Illusionists were original PH.

Cavaliers, toned down a bit, were very much worth keeping; and their percentile-stat-increment system was a revelation which we immediately applied to all classes. Some (but by no means all!) spells and magic items were also worth keeping. Most of the rest was more or less garbage.

Edit to add: cantrips were also a decent idea, once all the similar ones were combined (i.e. turn a list of 80-ish into a list of 25-ish).
 

Orius

Legend
Never played it. Closest I've come is 2e, which isn't too terribly different. I have looked at a good bit of the rules though, and there are some impressions I've gotten of it over the years.

People can say what they want about the humanocentric approach, but I think the reality behind it is much simpler. Gary did not like LotR, but he certainly liked the idea of Tolkien fans playing his game. I think it's telling that halflings, the most Tolkien demihumans of all, get the hardest restrictions.
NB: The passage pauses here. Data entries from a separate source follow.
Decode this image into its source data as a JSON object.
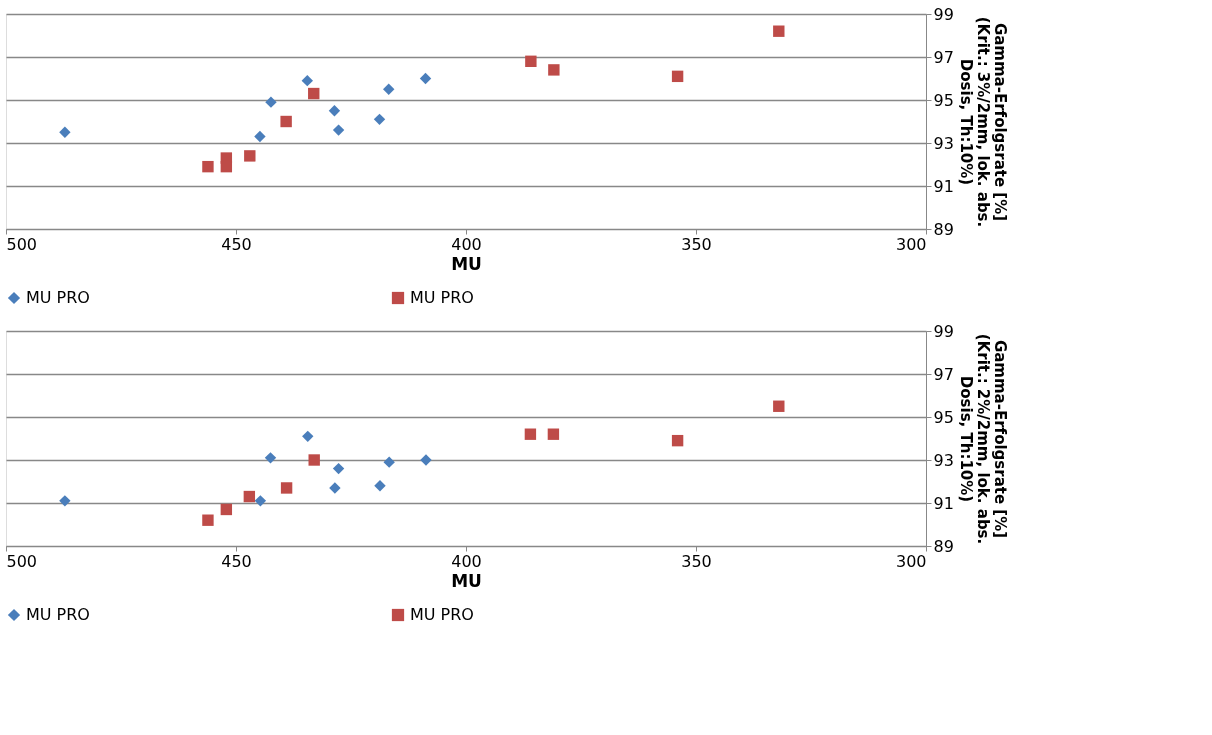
{
  "chart_data": [
    {
      "type": "scatter",
      "xlabel": "MU",
      "ylabel": "Gamma-Erfolgsrate [%]\n(Krit.: 3%/2mm, lok. abs.\nDosis, Th:10%)",
      "xlim": [
        500,
        300
      ],
      "xticks": [
        500,
        450,
        400,
        350,
        300
      ],
      "ylim": [
        89,
        99
      ],
      "yticks": [
        89,
        91,
        93,
        95,
        97,
        99
      ],
      "grid": "y",
      "legend": "bottom",
      "series": [
        {
          "name": "MU PRO",
          "color": "#4a7ebb",
          "marker": "diamond",
          "x": [
            487.2,
            444.8,
            442.4,
            434.5,
            428.6,
            427.7,
            418.8,
            416.8,
            408.8
          ],
          "values": [
            93.5,
            93.3,
            94.9,
            95.9,
            94.5,
            93.6,
            94.1,
            95.5,
            96.0
          ]
        },
        {
          "name": "MU PRO",
          "color": "#be4b48",
          "marker": "square",
          "x": [
            456.1,
            452.1,
            452.1,
            447.0,
            439.1,
            433.1,
            385.9,
            380.9,
            354.0,
            332.0
          ],
          "values": [
            91.9,
            92.3,
            91.9,
            92.4,
            94.0,
            95.3,
            96.8,
            96.4,
            96.1,
            98.2
          ]
        }
      ]
    },
    {
      "type": "scatter",
      "xlabel": "MU",
      "ylabel": "Gamma-Erfolgsrate [%]\n(Krit.: 2%/2mm, lok. abs.\nDosis, Th:10%)",
      "xlim": [
        500,
        300
      ],
      "xticks": [
        500,
        450,
        400,
        350,
        300
      ],
      "ylim": [
        89,
        99
      ],
      "yticks": [
        89,
        91,
        93,
        95,
        97,
        99
      ],
      "grid": "y",
      "legend": "bottom",
      "series": [
        {
          "name": "MU PRO",
          "color": "#4a7ebb",
          "marker": "diamond",
          "x": [
            487.2,
            444.7,
            442.5,
            434.4,
            427.7,
            428.5,
            418.7,
            416.7,
            408.7
          ],
          "values": [
            91.1,
            91.1,
            93.1,
            94.1,
            92.6,
            91.7,
            91.8,
            92.9,
            93.0
          ]
        },
        {
          "name": "MU PRO",
          "color": "#be4b48",
          "marker": "square",
          "x": [
            456.1,
            452.1,
            447.1,
            439.0,
            433.0,
            386.0,
            381.0,
            354.0,
            332.0
          ],
          "values": [
            90.2,
            90.7,
            91.3,
            91.7,
            93.0,
            94.2,
            94.2,
            93.9,
            95.5
          ]
        }
      ]
    }
  ]
}
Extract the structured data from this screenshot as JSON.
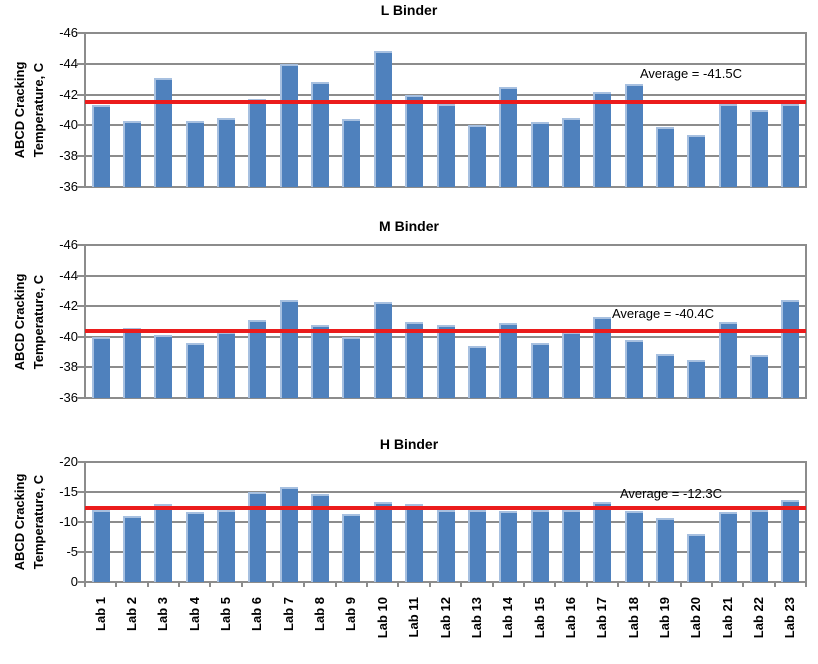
{
  "figure_title": "",
  "colors": {
    "bar_fill": "#4F81BD",
    "bar_highlight": "#A7C0E0",
    "average_line": "#EB1C1C",
    "gridline": "#8C8C8C",
    "axis": "#8C8C8C",
    "text": "#000000",
    "background": "#FFFFFF"
  },
  "chart_data": [
    {
      "type": "bar",
      "title": "L Binder",
      "ylabel_lines": [
        "ABCD Cracking",
        "Temperature, C"
      ],
      "xlabel": "",
      "categories": [
        "Lab 1",
        "Lab 2",
        "Lab 3",
        "Lab 4",
        "Lab 5",
        "Lab 6",
        "Lab 7",
        "Lab 8",
        "Lab 9",
        "Lab 10",
        "Lab 11",
        "Lab 12",
        "Lab 13",
        "Lab 14",
        "Lab 15",
        "Lab 16",
        "Lab 17",
        "Lab 18",
        "Lab 19",
        "Lab 20",
        "Lab 21",
        "Lab 22",
        "Lab 23"
      ],
      "values": [
        -41.3,
        -40.3,
        -43.1,
        -40.3,
        -40.5,
        -41.7,
        -44.0,
        -42.8,
        -40.4,
        -44.8,
        -42.0,
        -41.4,
        -40.0,
        -42.5,
        -40.2,
        -40.5,
        -42.2,
        -42.7,
        -39.9,
        -39.4,
        -41.4,
        -41.0,
        -41.4
      ],
      "average_value": -41.5,
      "annotation": "Average = -41.5C",
      "y_ticks": [
        -46,
        -44,
        -42,
        -40,
        -38,
        -36
      ],
      "ylim_top": -46,
      "ylim_bottom": -36,
      "axis_reversed": true,
      "grid": true,
      "legend": "none"
    },
    {
      "type": "bar",
      "title": "M Binder",
      "ylabel_lines": [
        "ABCD Cracking",
        "Temperature, C"
      ],
      "xlabel": "",
      "categories": [
        "Lab 1",
        "Lab 2",
        "Lab 3",
        "Lab 4",
        "Lab 5",
        "Lab 6",
        "Lab 7",
        "Lab 8",
        "Lab 9",
        "Lab 10",
        "Lab 11",
        "Lab 12",
        "Lab 13",
        "Lab 14",
        "Lab 15",
        "Lab 16",
        "Lab 17",
        "Lab 18",
        "Lab 19",
        "Lab 20",
        "Lab 21",
        "Lab 22",
        "Lab 23"
      ],
      "values": [
        -40.0,
        -40.6,
        -40.1,
        -39.6,
        -40.3,
        -41.1,
        -42.4,
        -40.8,
        -40.0,
        -42.3,
        -41.0,
        -40.8,
        -39.4,
        -40.9,
        -39.6,
        -40.3,
        -41.3,
        -39.8,
        -38.9,
        -38.5,
        -41.0,
        -38.8,
        -42.4
      ],
      "average_value": -40.4,
      "annotation": "Average = -40.4C",
      "y_ticks": [
        -46,
        -44,
        -42,
        -40,
        -38,
        -36
      ],
      "ylim_top": -46,
      "ylim_bottom": -36,
      "axis_reversed": true,
      "grid": true,
      "legend": "none"
    },
    {
      "type": "bar",
      "title": "H Binder",
      "ylabel_lines": [
        "ABCD Cracking",
        "Temperature, C"
      ],
      "xlabel": "",
      "categories": [
        "Lab 1",
        "Lab 2",
        "Lab 3",
        "Lab 4",
        "Lab 5",
        "Lab 6",
        "Lab 7",
        "Lab 8",
        "Lab 9",
        "Lab 10",
        "Lab 11",
        "Lab 12",
        "Lab 13",
        "Lab 14",
        "Lab 15",
        "Lab 16",
        "Lab 17",
        "Lab 18",
        "Lab 19",
        "Lab 20",
        "Lab 21",
        "Lab 22",
        "Lab 23"
      ],
      "values": [
        -12.0,
        -11.0,
        -13.0,
        -11.7,
        -12.0,
        -15.0,
        -15.8,
        -14.7,
        -11.3,
        -13.4,
        -13.0,
        -12.0,
        -12.0,
        -11.9,
        -12.0,
        -12.0,
        -13.4,
        -11.8,
        -10.6,
        -8.0,
        -11.6,
        -12.0,
        -13.7
      ],
      "average_value": -12.3,
      "annotation": "Average = -12.3C",
      "y_ticks": [
        -20,
        -15,
        -10,
        -5,
        0
      ],
      "ylim_top": -20,
      "ylim_bottom": 0,
      "axis_reversed": true,
      "grid": true,
      "legend": "none"
    }
  ]
}
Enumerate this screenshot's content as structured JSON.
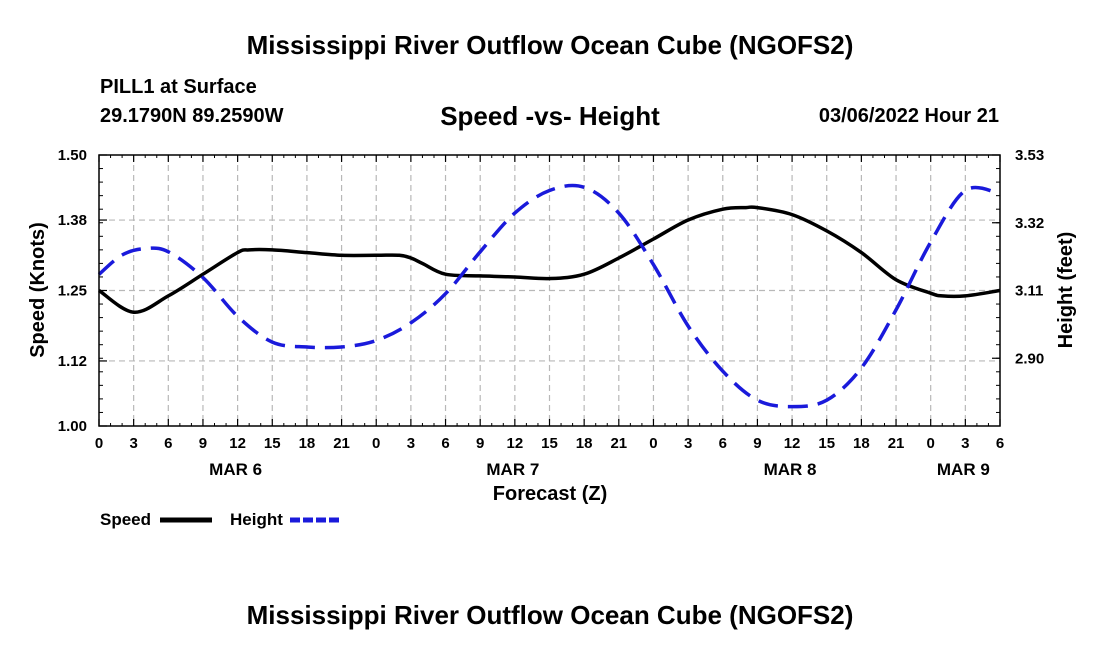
{
  "header": {
    "title": "Mississippi River Outflow Ocean Cube (NGOFS2)",
    "station": "PILL1 at Surface",
    "coords": "29.1790N  89.2590W",
    "subtitle": "Speed -vs- Height",
    "datetime": "03/06/2022 Hour 21"
  },
  "footer": {
    "title": "Mississippi River Outflow Ocean Cube (NGOFS2)"
  },
  "chart_data": {
    "type": "line",
    "title": "Speed -vs- Height",
    "xlabel": "Forecast (Z)",
    "ylabel": "Speed (Knots)",
    "y2label": "Height (feet)",
    "x_range_hours": [
      0,
      78
    ],
    "x_tick_labels": [
      "0",
      "3",
      "6",
      "9",
      "12",
      "15",
      "18",
      "21",
      "0",
      "3",
      "6",
      "9",
      "12",
      "15",
      "18",
      "21",
      "0",
      "3",
      "6",
      "9",
      "12",
      "15",
      "18",
      "21",
      "0",
      "3",
      "6"
    ],
    "date_labels": [
      {
        "label": "MAR 6",
        "hour": 12
      },
      {
        "label": "MAR 7",
        "hour": 36
      },
      {
        "label": "MAR 8",
        "hour": 60
      },
      {
        "label": "MAR 9",
        "hour": 75
      }
    ],
    "ylim": [
      1.0,
      1.5
    ],
    "y_ticks": [
      "1.00",
      "1.12",
      "1.25",
      "1.38",
      "1.50"
    ],
    "y2lim": [
      2.69,
      3.53
    ],
    "y2_ticks": [
      "2.90",
      "3.11",
      "3.32",
      "3.53"
    ],
    "grid": true,
    "legend": [
      {
        "name": "Speed",
        "color": "#000000",
        "style": "solid"
      },
      {
        "name": "Height",
        "color": "#1a1adb",
        "style": "dashed"
      }
    ],
    "series": [
      {
        "name": "Speed",
        "axis": "left",
        "color": "#000000",
        "x": [
          0,
          3,
          6,
          9,
          12,
          13,
          15,
          18,
          21,
          24,
          26,
          27,
          28,
          30,
          33,
          36,
          39,
          42,
          45,
          48,
          51,
          54,
          56,
          57,
          60,
          63,
          66,
          69,
          72,
          73,
          75,
          78
        ],
        "values": [
          1.25,
          1.21,
          1.24,
          1.28,
          1.32,
          1.325,
          1.325,
          1.32,
          1.315,
          1.315,
          1.315,
          1.31,
          1.3,
          1.28,
          1.277,
          1.275,
          1.272,
          1.28,
          1.31,
          1.345,
          1.38,
          1.4,
          1.403,
          1.403,
          1.39,
          1.36,
          1.32,
          1.27,
          1.245,
          1.24,
          1.24,
          1.25
        ]
      },
      {
        "name": "Height",
        "axis": "right",
        "color": "#1a1adb",
        "x": [
          0,
          2,
          4,
          6,
          9,
          12,
          15,
          18,
          21,
          24,
          27,
          30,
          33,
          36,
          39,
          42,
          45,
          48,
          51,
          54,
          57,
          60,
          63,
          66,
          69,
          72,
          75,
          78
        ],
        "values": [
          3.16,
          3.22,
          3.24,
          3.23,
          3.15,
          3.03,
          2.95,
          2.935,
          2.935,
          2.955,
          3.01,
          3.1,
          3.23,
          3.35,
          3.42,
          3.43,
          3.35,
          3.19,
          3.0,
          2.86,
          2.77,
          2.75,
          2.77,
          2.87,
          3.05,
          3.26,
          3.42,
          3.41
        ]
      }
    ]
  }
}
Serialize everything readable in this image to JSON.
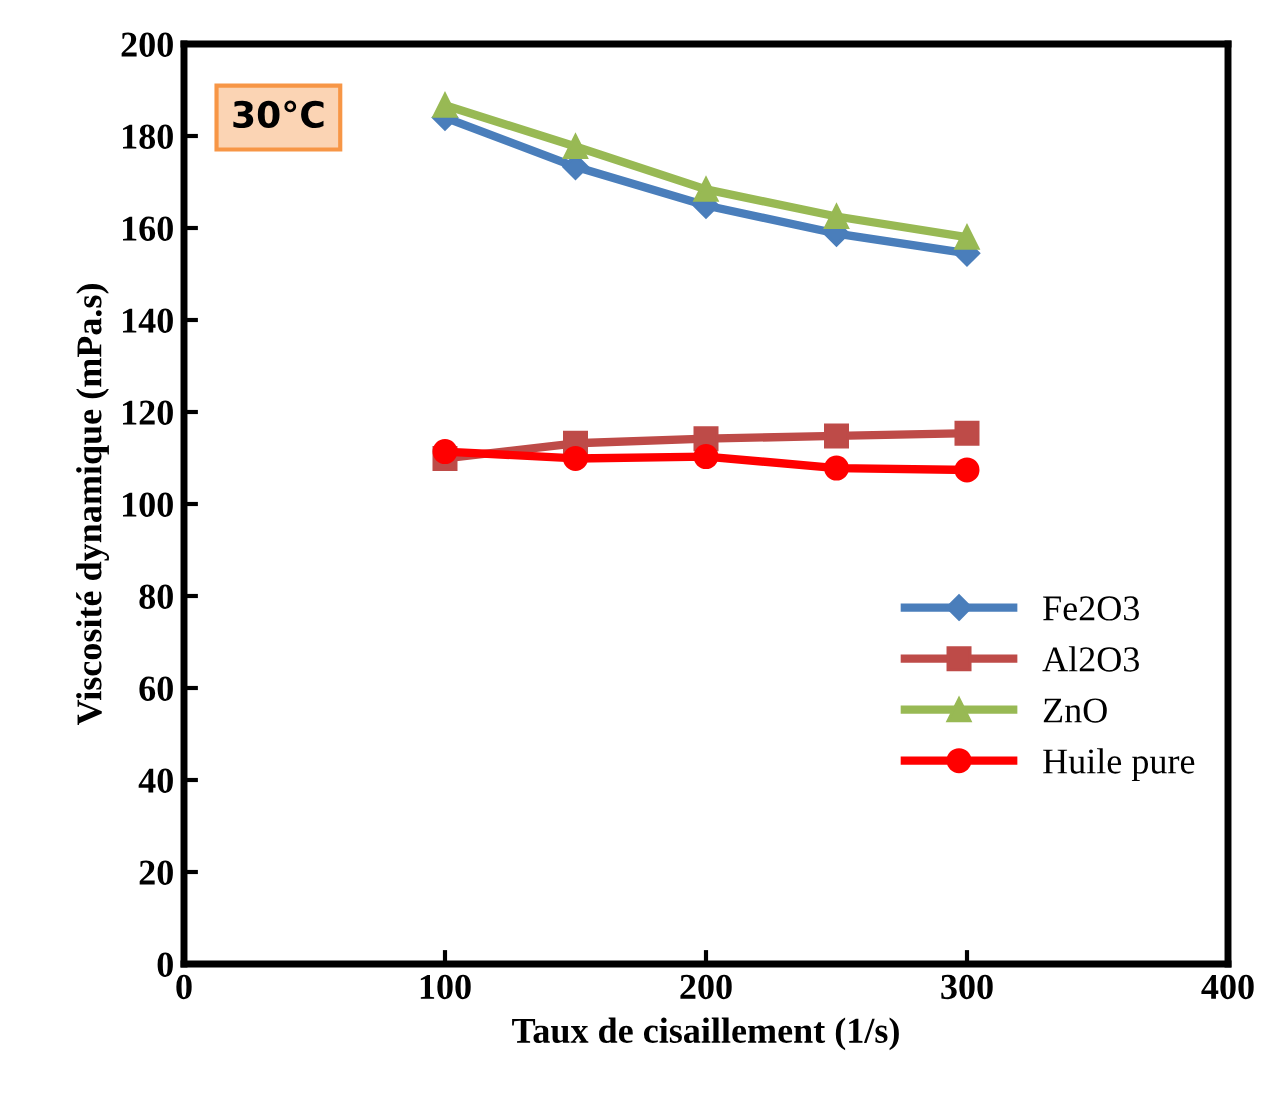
{
  "chart_data": {
    "type": "line",
    "xlabel": "Taux de cisaillement (1/s)",
    "ylabel": "Viscosité dynamique (mPa.s)",
    "annotations": [
      "30°C"
    ],
    "x": [
      100,
      150,
      200,
      250,
      300
    ],
    "series": [
      {
        "name": "Fe2O3",
        "color": "#4a7ebb",
        "marker": "diamond",
        "values": [
          184,
          173.3,
          164.9,
          158.8,
          154.5
        ]
      },
      {
        "name": "Al2O3",
        "color": "#be4b48",
        "marker": "square",
        "values": [
          109.9,
          113.2,
          114.2,
          114.8,
          115.4
        ]
      },
      {
        "name": "ZnO",
        "color": "#98b954",
        "marker": "triangle",
        "values": [
          186.7,
          177.7,
          168.4,
          162.5,
          158
        ]
      },
      {
        "name": "Huile pure",
        "color": "#ff0000",
        "marker": "circle",
        "values": [
          111.4,
          109.9,
          110.3,
          107.8,
          107.4
        ]
      }
    ],
    "xlim": [
      0,
      400
    ],
    "xticks": [
      0,
      100,
      200,
      300,
      400
    ],
    "ylim": [
      0,
      200
    ],
    "yticks": [
      0,
      20,
      40,
      60,
      80,
      100,
      120,
      140,
      160,
      180,
      200
    ],
    "grid": false,
    "legend": "right",
    "line_style": "solid"
  }
}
Gary generally balanced things to his taste, but I don't think he really explained his rationale BitD. The conversations with him here and over at Dragonsfoot might have some of his reasonings, but of course those came long after the fact. So some of the restrictions seem arbitrary and strange. However, some of the restrictions make some sense if one really examines things. It didn't help that Gary tended to responded poorly to criticism or look down upon ideas he didn't like.

Balance by rarity, such as one gets with powerful classes is fake balance. If a player legitimately gets something powerful from good rolls, the power issues still exist, and at times this leads to nonsense like asinine catch-22 ethical dilemmas for paladins. There's a number of fake balance issue like this in the older versions of the game.

The rules are kind of messy and occasionally contradictory, and Gary's rather unique prose doesn't help matters either.

But there's still a lot of good ideas in the rules, and the best survive even today. Earlier 1e material is pretty evocative and vivid, while late 1e and early 2e gets dry bland and dull, mired in irrelevancies.